J.R. rubs his face and lets out a sigh. “Marin paid Julian two hundred and fifty thousand to have you killed. When she found out about you, she wanted you gone, and I told her I knew a guy.”
“Excuse me?” Kenzie sits with this for a minute. Her instincts were right all along—Marin did know about her and Derek. Showing up in a drunken rage to embarrass her in front of the neighbors like Paul’s wife did is one thing; paying to have Kenzie murdered is on a whole different level of crazy, well beyond what anyone could consider a reasonable reaction to marital infidelity. Fucking insane, all of them. “And she actually gave him the money?”
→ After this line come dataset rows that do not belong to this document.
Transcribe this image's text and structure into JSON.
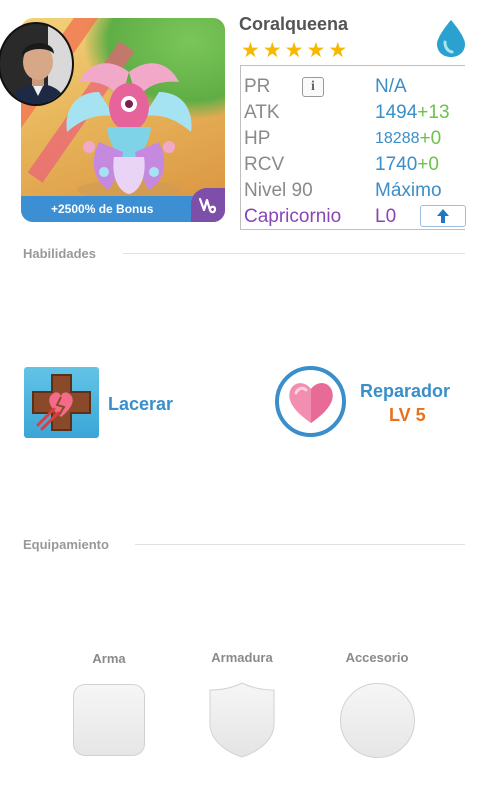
{
  "monster": {
    "name": "Coralqueena",
    "stars": 5,
    "bonus_text": "+2500% de Bonus",
    "element_icon": "water-drop-icon",
    "zodiac_icon": "capricorn-icon"
  },
  "stats": {
    "pr": {
      "label": "PR",
      "value": "N/A"
    },
    "atk": {
      "label": "ATK",
      "value": "1494",
      "plus": "+13"
    },
    "hp": {
      "label": "HP",
      "value": "18288",
      "plus": "+0"
    },
    "rcv": {
      "label": "RCV",
      "value": "1740",
      "plus": "+0"
    },
    "level": {
      "label": "Nivel 90",
      "value": "Máximo"
    },
    "sign": {
      "label": "Capricornio",
      "value": "L0"
    }
  },
  "sections": {
    "skills_title": "Habilidades",
    "equipment_title": "Equipamiento"
  },
  "skills": {
    "active": {
      "name": "Lacerar",
      "icon": "broken-heart-cross-icon"
    },
    "leader": {
      "name": "Reparador",
      "level": "LV 5",
      "icon": "heart-icon"
    }
  },
  "equipment": {
    "weapon_label": "Arma",
    "armor_label": "Armadura",
    "accessory_label": "Accesorio"
  },
  "colors": {
    "accent_blue": "#3a8ec9",
    "bonus_green": "#6cc24a",
    "zodiac_purple": "#8a45b5",
    "level_orange": "#e8711f",
    "star_gold": "#f6b800"
  }
}
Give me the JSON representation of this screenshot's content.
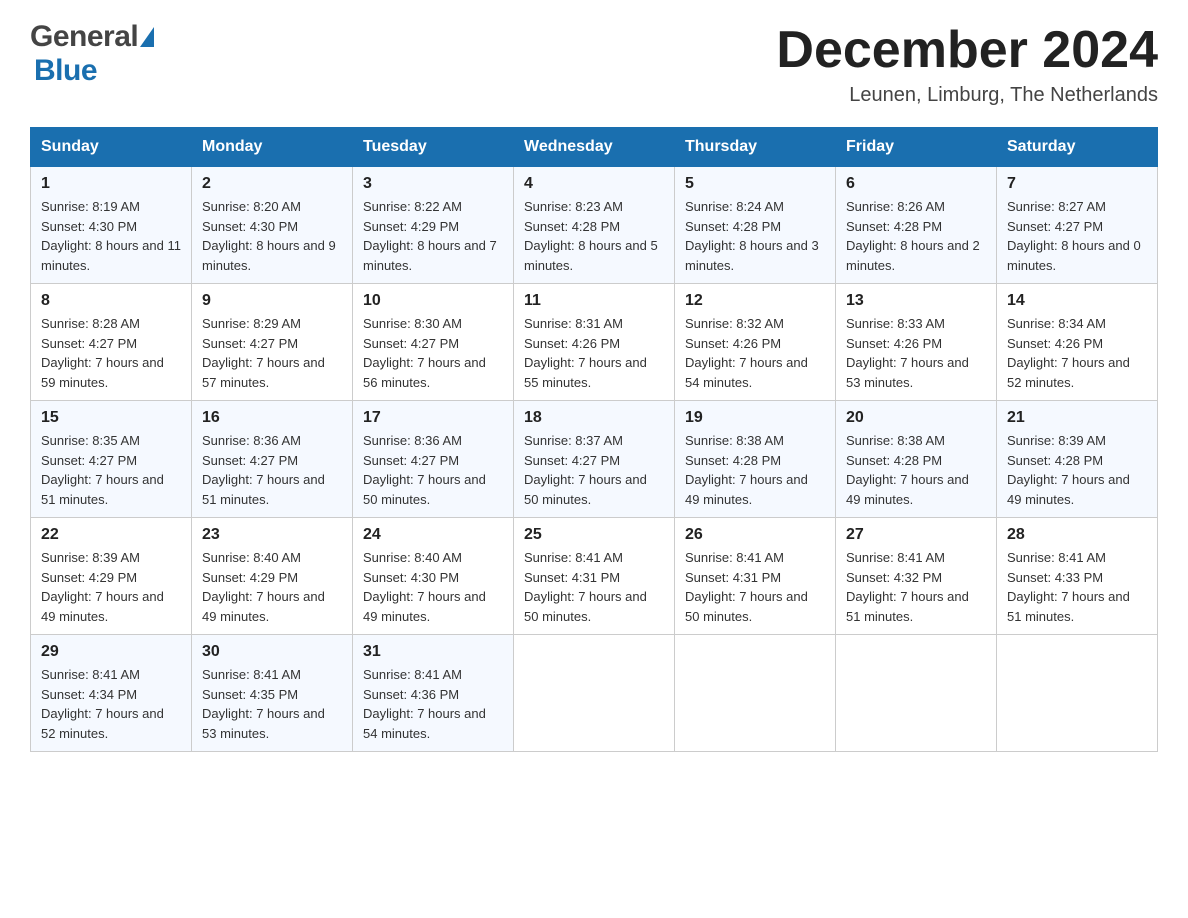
{
  "header": {
    "title": "December 2024",
    "location": "Leunen, Limburg, The Netherlands",
    "logo_general": "General",
    "logo_blue": "Blue"
  },
  "calendar": {
    "days_of_week": [
      "Sunday",
      "Monday",
      "Tuesday",
      "Wednesday",
      "Thursday",
      "Friday",
      "Saturday"
    ],
    "weeks": [
      [
        {
          "day": "1",
          "sunrise": "8:19 AM",
          "sunset": "4:30 PM",
          "daylight": "8 hours and 11 minutes."
        },
        {
          "day": "2",
          "sunrise": "8:20 AM",
          "sunset": "4:30 PM",
          "daylight": "8 hours and 9 minutes."
        },
        {
          "day": "3",
          "sunrise": "8:22 AM",
          "sunset": "4:29 PM",
          "daylight": "8 hours and 7 minutes."
        },
        {
          "day": "4",
          "sunrise": "8:23 AM",
          "sunset": "4:28 PM",
          "daylight": "8 hours and 5 minutes."
        },
        {
          "day": "5",
          "sunrise": "8:24 AM",
          "sunset": "4:28 PM",
          "daylight": "8 hours and 3 minutes."
        },
        {
          "day": "6",
          "sunrise": "8:26 AM",
          "sunset": "4:28 PM",
          "daylight": "8 hours and 2 minutes."
        },
        {
          "day": "7",
          "sunrise": "8:27 AM",
          "sunset": "4:27 PM",
          "daylight": "8 hours and 0 minutes."
        }
      ],
      [
        {
          "day": "8",
          "sunrise": "8:28 AM",
          "sunset": "4:27 PM",
          "daylight": "7 hours and 59 minutes."
        },
        {
          "day": "9",
          "sunrise": "8:29 AM",
          "sunset": "4:27 PM",
          "daylight": "7 hours and 57 minutes."
        },
        {
          "day": "10",
          "sunrise": "8:30 AM",
          "sunset": "4:27 PM",
          "daylight": "7 hours and 56 minutes."
        },
        {
          "day": "11",
          "sunrise": "8:31 AM",
          "sunset": "4:26 PM",
          "daylight": "7 hours and 55 minutes."
        },
        {
          "day": "12",
          "sunrise": "8:32 AM",
          "sunset": "4:26 PM",
          "daylight": "7 hours and 54 minutes."
        },
        {
          "day": "13",
          "sunrise": "8:33 AM",
          "sunset": "4:26 PM",
          "daylight": "7 hours and 53 minutes."
        },
        {
          "day": "14",
          "sunrise": "8:34 AM",
          "sunset": "4:26 PM",
          "daylight": "7 hours and 52 minutes."
        }
      ],
      [
        {
          "day": "15",
          "sunrise": "8:35 AM",
          "sunset": "4:27 PM",
          "daylight": "7 hours and 51 minutes."
        },
        {
          "day": "16",
          "sunrise": "8:36 AM",
          "sunset": "4:27 PM",
          "daylight": "7 hours and 51 minutes."
        },
        {
          "day": "17",
          "sunrise": "8:36 AM",
          "sunset": "4:27 PM",
          "daylight": "7 hours and 50 minutes."
        },
        {
          "day": "18",
          "sunrise": "8:37 AM",
          "sunset": "4:27 PM",
          "daylight": "7 hours and 50 minutes."
        },
        {
          "day": "19",
          "sunrise": "8:38 AM",
          "sunset": "4:28 PM",
          "daylight": "7 hours and 49 minutes."
        },
        {
          "day": "20",
          "sunrise": "8:38 AM",
          "sunset": "4:28 PM",
          "daylight": "7 hours and 49 minutes."
        },
        {
          "day": "21",
          "sunrise": "8:39 AM",
          "sunset": "4:28 PM",
          "daylight": "7 hours and 49 minutes."
        }
      ],
      [
        {
          "day": "22",
          "sunrise": "8:39 AM",
          "sunset": "4:29 PM",
          "daylight": "7 hours and 49 minutes."
        },
        {
          "day": "23",
          "sunrise": "8:40 AM",
          "sunset": "4:29 PM",
          "daylight": "7 hours and 49 minutes."
        },
        {
          "day": "24",
          "sunrise": "8:40 AM",
          "sunset": "4:30 PM",
          "daylight": "7 hours and 49 minutes."
        },
        {
          "day": "25",
          "sunrise": "8:41 AM",
          "sunset": "4:31 PM",
          "daylight": "7 hours and 50 minutes."
        },
        {
          "day": "26",
          "sunrise": "8:41 AM",
          "sunset": "4:31 PM",
          "daylight": "7 hours and 50 minutes."
        },
        {
          "day": "27",
          "sunrise": "8:41 AM",
          "sunset": "4:32 PM",
          "daylight": "7 hours and 51 minutes."
        },
        {
          "day": "28",
          "sunrise": "8:41 AM",
          "sunset": "4:33 PM",
          "daylight": "7 hours and 51 minutes."
        }
      ],
      [
        {
          "day": "29",
          "sunrise": "8:41 AM",
          "sunset": "4:34 PM",
          "daylight": "7 hours and 52 minutes."
        },
        {
          "day": "30",
          "sunrise": "8:41 AM",
          "sunset": "4:35 PM",
          "daylight": "7 hours and 53 minutes."
        },
        {
          "day": "31",
          "sunrise": "8:41 AM",
          "sunset": "4:36 PM",
          "daylight": "7 hours and 54 minutes."
        },
        null,
        null,
        null,
        null
      ]
    ]
  }
}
“Relax,” J.R. says. “You were never in danger, obviously. But yeah, she hired him, or at least she thought she did. Julian and I were supposed to split it.”
“Were you ever going to tell me?” Kenzie asks in disbelief. “Or even offer me a cut of the … blood money?”
He doesn’t answer, which tells her everything she needs to know.
“So then you used me,” she says. “When I told you about Derek, all you could see was a payday and a way to get Marin back. You sonofabitch.” She laughs bitterly. “I can’t believe you conned a sad, grieving woman out of a quarter of a million dollars. She’s supposed to be your friend, J.R. You know what, I hope Julian takes off and doesn’t give you a fucking dime. Because I don’t know who the bigger sucker is, me or you.”
He moves toward her, fist raised, but this time she doesn’t flinch. Instead, she remains seated, looking up at him, as if seeing him—really seeing him—for the first time. Sal Palermo Jr. isn’t the exciting older man she thought he was—street tough, clever, independent. He’s just a manchild, damaged from years of his father’s abuse, stuck taking care of an equally damaged mother, and in love with a woman who’ll never love him back. He’s nothing more than a shitty, low-level criminal. Seven years she’s wasted on him. Seven.